In my first post I revealed that I am a professional city planner and an amateur terrapsychologist.  City planning is a second career for me, however.  And my first career - as a college humanities professor - gave me some of the tools that I could later use to shape my planning work along terrapsychological lines.

I prepared for my first career by earning a Ph.D. in religious studies at the University of Iowa in 1979.  It was there that I learned a valuable life lesson from a most unlikely source - Dr. James Van Allen, Iowa's "rock star" astrophysicist.  Van Allen was world famous in the 1970s for his discovery of a belt of radiation that surrounds the earth, a feature now appropriately named the "Van Allen Belt."  But he was also a bit of a religious mystic, who would annually lecture at a freshman course I coordinated called Religion in Human Culture.

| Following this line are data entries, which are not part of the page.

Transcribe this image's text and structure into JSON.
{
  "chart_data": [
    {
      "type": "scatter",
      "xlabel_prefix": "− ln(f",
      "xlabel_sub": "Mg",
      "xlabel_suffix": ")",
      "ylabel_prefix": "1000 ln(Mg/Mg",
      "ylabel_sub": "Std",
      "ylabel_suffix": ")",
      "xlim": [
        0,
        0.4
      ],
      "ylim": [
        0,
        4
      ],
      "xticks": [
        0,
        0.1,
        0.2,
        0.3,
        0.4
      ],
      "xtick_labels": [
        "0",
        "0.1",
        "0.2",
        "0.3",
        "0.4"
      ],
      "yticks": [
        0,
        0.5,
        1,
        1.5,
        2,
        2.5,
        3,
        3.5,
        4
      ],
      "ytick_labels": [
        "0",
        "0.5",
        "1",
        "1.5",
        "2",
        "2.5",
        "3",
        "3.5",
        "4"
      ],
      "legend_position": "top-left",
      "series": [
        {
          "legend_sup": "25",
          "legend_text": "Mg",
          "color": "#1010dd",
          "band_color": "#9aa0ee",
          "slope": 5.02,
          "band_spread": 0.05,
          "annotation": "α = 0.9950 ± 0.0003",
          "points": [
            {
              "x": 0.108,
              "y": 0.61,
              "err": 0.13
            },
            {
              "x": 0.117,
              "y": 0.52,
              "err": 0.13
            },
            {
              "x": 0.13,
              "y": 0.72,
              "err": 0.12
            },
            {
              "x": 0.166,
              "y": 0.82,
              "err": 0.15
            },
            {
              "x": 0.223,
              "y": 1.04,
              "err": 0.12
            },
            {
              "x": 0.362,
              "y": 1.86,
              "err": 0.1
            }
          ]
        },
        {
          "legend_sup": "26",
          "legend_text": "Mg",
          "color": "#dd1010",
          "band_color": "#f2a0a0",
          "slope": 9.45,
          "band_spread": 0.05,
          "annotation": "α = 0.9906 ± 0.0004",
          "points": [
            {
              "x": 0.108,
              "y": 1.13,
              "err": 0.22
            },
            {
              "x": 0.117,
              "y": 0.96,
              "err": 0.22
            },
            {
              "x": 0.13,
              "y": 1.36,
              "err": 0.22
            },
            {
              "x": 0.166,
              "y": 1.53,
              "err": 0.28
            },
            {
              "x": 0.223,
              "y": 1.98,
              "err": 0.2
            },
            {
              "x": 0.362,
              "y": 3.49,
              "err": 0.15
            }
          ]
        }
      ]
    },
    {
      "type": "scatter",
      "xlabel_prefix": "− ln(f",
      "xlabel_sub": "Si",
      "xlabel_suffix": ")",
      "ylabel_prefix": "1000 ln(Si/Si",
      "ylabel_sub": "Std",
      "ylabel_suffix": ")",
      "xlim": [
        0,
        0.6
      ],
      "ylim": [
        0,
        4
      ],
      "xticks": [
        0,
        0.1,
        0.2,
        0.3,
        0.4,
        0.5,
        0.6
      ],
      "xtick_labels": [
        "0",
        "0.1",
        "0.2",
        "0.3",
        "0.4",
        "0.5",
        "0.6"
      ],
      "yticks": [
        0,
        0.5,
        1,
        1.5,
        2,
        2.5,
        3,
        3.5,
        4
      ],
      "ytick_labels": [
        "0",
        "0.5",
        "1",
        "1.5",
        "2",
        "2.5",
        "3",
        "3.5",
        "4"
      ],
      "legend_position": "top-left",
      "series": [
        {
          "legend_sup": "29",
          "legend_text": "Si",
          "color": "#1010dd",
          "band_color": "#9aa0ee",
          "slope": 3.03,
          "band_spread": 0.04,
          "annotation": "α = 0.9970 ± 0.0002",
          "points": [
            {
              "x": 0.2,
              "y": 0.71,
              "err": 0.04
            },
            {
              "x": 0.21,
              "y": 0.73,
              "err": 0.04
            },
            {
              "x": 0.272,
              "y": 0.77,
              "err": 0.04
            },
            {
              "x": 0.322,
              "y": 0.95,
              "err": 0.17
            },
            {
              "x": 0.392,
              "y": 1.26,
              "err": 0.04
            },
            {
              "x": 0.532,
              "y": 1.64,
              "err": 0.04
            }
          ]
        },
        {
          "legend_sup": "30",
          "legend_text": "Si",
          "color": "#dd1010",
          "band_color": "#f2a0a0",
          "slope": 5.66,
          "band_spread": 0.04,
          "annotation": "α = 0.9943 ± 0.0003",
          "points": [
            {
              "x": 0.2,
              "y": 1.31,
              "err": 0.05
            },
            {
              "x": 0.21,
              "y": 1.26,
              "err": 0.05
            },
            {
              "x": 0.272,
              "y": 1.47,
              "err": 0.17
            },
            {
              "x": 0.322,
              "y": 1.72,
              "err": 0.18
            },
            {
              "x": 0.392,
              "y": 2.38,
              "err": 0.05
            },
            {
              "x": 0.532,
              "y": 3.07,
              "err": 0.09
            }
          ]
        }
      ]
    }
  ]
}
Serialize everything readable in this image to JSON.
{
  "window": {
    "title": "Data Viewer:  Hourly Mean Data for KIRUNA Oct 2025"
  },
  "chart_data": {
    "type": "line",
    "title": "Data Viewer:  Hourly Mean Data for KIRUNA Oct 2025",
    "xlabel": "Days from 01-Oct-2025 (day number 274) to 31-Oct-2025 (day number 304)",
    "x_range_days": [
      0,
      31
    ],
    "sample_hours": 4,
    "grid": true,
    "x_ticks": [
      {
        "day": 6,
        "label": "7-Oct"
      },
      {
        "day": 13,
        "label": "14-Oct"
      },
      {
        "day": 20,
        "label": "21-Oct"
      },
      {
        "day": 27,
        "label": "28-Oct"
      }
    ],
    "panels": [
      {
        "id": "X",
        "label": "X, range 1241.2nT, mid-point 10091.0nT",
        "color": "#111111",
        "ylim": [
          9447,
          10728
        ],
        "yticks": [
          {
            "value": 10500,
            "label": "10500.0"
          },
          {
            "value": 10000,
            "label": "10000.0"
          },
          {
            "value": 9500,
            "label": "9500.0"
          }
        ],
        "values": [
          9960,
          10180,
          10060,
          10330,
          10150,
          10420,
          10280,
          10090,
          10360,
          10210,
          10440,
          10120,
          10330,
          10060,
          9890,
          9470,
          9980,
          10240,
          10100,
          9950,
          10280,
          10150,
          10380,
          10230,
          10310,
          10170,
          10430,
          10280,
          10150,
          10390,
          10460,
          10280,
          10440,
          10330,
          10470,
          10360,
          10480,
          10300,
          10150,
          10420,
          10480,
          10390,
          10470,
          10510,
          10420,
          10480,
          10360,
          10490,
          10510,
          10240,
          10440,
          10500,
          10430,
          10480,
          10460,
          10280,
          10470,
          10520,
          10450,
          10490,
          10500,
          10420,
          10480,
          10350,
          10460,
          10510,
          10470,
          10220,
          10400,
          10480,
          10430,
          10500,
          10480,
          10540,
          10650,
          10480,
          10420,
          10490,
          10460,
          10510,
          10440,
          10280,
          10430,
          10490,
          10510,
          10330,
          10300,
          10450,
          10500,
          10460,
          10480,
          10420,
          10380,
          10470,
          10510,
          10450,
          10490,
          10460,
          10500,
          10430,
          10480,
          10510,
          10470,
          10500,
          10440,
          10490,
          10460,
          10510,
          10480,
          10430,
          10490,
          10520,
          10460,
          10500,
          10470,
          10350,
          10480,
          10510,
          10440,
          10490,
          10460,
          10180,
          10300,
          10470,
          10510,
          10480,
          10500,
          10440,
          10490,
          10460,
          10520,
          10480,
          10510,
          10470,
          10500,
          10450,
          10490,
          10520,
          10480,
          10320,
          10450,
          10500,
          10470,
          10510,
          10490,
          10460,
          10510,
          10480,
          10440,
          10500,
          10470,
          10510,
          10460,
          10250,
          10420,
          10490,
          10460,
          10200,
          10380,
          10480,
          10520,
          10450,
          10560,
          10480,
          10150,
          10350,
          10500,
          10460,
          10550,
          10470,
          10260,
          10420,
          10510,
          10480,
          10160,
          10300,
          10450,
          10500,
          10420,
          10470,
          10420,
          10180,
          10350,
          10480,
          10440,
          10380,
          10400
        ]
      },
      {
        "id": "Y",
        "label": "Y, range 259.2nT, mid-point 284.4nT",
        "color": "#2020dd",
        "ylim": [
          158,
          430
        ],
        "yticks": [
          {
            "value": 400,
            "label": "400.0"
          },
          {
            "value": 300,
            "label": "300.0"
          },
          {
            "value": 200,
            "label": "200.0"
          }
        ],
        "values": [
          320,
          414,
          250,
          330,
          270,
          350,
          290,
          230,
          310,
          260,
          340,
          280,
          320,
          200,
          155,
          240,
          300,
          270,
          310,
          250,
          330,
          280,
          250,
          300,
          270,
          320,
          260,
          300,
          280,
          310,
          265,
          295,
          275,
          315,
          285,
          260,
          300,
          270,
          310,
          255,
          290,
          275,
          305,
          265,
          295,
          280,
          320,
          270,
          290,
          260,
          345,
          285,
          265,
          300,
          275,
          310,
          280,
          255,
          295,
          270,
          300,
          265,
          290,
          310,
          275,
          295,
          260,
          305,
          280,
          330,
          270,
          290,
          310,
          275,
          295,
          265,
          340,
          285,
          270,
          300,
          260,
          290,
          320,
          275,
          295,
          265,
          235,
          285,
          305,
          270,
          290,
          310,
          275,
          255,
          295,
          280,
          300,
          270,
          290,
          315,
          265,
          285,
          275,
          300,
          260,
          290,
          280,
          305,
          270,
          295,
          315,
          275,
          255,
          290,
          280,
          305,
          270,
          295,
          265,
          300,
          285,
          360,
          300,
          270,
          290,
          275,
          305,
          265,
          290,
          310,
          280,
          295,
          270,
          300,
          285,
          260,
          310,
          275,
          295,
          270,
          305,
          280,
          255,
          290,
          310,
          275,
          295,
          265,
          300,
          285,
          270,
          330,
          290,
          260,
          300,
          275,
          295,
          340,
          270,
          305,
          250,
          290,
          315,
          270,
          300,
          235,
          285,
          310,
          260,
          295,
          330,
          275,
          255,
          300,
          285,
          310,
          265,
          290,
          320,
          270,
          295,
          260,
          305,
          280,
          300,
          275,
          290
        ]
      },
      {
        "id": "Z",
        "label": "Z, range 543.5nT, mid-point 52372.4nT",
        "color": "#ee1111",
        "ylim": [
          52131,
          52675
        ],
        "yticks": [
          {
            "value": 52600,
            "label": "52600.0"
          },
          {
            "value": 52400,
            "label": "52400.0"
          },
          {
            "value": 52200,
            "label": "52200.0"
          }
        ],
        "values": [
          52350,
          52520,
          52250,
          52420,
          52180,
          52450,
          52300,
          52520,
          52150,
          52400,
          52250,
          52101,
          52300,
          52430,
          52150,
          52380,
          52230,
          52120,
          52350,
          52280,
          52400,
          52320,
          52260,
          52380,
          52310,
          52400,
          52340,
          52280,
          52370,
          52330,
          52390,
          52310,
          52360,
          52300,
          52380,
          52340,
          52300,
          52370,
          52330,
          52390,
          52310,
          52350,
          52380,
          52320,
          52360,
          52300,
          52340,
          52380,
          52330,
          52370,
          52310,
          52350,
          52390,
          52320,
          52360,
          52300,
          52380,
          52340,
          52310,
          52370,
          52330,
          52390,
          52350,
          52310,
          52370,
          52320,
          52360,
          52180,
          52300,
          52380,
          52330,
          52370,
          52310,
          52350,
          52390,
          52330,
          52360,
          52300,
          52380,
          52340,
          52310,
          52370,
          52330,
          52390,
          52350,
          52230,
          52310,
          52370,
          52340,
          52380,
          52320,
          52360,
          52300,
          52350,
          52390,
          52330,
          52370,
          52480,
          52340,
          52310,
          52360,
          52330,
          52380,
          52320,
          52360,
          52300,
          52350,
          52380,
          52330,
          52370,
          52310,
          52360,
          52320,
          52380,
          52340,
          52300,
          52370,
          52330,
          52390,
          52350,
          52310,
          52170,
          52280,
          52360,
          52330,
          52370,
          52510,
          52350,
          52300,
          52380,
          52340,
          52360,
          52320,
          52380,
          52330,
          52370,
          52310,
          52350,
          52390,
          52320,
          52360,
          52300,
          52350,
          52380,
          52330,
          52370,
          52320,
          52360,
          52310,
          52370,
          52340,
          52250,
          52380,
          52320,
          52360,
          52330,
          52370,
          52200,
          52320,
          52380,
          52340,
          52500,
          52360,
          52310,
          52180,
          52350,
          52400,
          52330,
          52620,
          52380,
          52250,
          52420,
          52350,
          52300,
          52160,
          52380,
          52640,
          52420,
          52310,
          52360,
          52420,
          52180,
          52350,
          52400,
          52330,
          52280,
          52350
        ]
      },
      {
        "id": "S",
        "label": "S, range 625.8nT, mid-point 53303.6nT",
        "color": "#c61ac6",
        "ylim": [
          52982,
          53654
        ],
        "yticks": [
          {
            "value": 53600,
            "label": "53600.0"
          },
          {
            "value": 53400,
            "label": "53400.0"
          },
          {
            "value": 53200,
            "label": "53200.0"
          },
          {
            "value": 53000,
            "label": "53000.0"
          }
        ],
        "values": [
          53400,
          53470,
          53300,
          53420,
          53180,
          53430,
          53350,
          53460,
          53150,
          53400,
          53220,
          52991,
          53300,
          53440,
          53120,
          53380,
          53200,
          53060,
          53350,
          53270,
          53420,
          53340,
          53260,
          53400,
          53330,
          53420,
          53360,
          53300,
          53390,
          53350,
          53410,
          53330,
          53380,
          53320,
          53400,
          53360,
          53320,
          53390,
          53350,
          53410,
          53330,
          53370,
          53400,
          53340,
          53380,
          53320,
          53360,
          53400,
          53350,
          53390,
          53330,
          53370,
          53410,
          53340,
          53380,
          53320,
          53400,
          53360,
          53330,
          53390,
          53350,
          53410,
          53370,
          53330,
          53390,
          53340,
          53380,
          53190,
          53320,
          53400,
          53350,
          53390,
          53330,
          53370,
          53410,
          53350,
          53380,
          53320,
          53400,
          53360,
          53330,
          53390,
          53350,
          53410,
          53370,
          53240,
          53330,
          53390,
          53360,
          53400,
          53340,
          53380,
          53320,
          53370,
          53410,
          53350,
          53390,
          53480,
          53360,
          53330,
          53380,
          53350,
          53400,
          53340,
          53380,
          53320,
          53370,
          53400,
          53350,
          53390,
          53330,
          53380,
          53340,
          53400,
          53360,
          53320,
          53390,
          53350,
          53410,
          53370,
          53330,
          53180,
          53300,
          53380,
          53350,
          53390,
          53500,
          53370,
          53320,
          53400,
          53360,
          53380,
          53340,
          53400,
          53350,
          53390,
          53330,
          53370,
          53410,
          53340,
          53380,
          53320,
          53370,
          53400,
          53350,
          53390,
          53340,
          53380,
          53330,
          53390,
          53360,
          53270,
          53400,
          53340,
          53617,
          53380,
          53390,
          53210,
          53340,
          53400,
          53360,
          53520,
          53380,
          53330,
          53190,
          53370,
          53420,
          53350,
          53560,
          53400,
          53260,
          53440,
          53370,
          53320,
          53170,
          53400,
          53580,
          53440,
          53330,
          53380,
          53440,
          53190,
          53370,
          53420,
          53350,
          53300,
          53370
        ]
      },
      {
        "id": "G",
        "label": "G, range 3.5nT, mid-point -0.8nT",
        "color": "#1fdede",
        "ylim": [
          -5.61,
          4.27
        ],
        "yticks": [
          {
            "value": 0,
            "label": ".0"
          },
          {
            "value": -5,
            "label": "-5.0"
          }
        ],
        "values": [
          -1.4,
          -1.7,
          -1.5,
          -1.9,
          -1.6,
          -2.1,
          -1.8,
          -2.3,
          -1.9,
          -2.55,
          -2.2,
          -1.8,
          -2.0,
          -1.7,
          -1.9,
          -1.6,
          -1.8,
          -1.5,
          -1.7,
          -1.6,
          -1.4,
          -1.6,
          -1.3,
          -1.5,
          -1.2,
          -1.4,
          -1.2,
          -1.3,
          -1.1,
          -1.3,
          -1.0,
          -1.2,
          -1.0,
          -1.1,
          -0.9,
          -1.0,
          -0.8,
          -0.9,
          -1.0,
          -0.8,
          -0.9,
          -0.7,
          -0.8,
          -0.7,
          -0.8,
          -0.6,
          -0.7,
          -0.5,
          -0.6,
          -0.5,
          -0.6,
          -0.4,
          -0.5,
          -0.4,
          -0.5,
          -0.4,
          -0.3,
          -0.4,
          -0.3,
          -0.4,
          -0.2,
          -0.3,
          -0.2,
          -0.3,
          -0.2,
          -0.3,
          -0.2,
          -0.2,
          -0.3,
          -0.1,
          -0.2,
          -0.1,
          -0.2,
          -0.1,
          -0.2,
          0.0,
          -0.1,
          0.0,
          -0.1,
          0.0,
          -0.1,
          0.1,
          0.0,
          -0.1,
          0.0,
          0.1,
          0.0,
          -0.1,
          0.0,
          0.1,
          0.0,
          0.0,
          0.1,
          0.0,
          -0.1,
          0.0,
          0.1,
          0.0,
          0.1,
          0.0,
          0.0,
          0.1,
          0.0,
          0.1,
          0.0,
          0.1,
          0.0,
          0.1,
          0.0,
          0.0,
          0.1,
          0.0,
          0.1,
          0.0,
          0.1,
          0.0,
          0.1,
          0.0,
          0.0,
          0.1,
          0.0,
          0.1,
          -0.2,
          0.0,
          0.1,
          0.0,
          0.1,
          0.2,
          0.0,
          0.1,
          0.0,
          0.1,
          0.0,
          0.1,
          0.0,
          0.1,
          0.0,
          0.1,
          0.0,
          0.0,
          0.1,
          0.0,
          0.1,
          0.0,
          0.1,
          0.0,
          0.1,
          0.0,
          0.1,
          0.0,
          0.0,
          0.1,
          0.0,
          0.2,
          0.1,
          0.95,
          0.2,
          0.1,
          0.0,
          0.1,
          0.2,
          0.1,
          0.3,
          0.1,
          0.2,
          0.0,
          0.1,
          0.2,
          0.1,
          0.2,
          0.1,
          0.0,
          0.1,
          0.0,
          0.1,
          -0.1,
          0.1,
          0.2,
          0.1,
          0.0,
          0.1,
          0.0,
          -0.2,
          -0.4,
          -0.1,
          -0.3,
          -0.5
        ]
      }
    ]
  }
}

In Van Allen's religion lecture he would explain that the standard account of the scientific method (formulate and test hypotheses based solely on empirical observation) was not at all how he discovered the Van Allen Belt.  On the contrary, much to his surprise he one night had a vivid dream that featured a belt of radiation around the earth.  Suspecting that the dream might be in some sense revelatory, he then began to devise experiments to determine if the dream was true - which of course it turned out to be.  His lesson for us was literally to pay attention to our dreams and other similar sources of inspiration.  But also to seek ways to demonstrate the truthfulness of our dreams in consensual reality.

After earning my Ph.D. and beginning my teaching career I often found myself relying on the Van Allen method to prepare for my courses.  I found that if I put myself into a meditative frame of mind, I could often intuit many of the features of the subject I was to teach.  Then I would research the facts, verify my intuitions, and fill in any knowledge gaps that I had missed.

This method met with a mixed reception by my professorial colleagues.  In general, the humanities faculty thought it was just fine, but the social scientists viewed it with something approaching alarm.  This all came to a head over a senior seminar I created to interpret the city from an interdisciplinary perspective.  Not allowed, said the social scientists - only they could properly interpret the city, and I wasn't properly trained in their methods.  

With that, I made a radical decision: go back to school, get trained in rigorous urban social science methodologies, become a city planner, and seek opportunities in that field to apply the Van Allen method.  So I bade farewell to college teaching at age 33, and headed off to the University of Wisconsin to train for Career #2.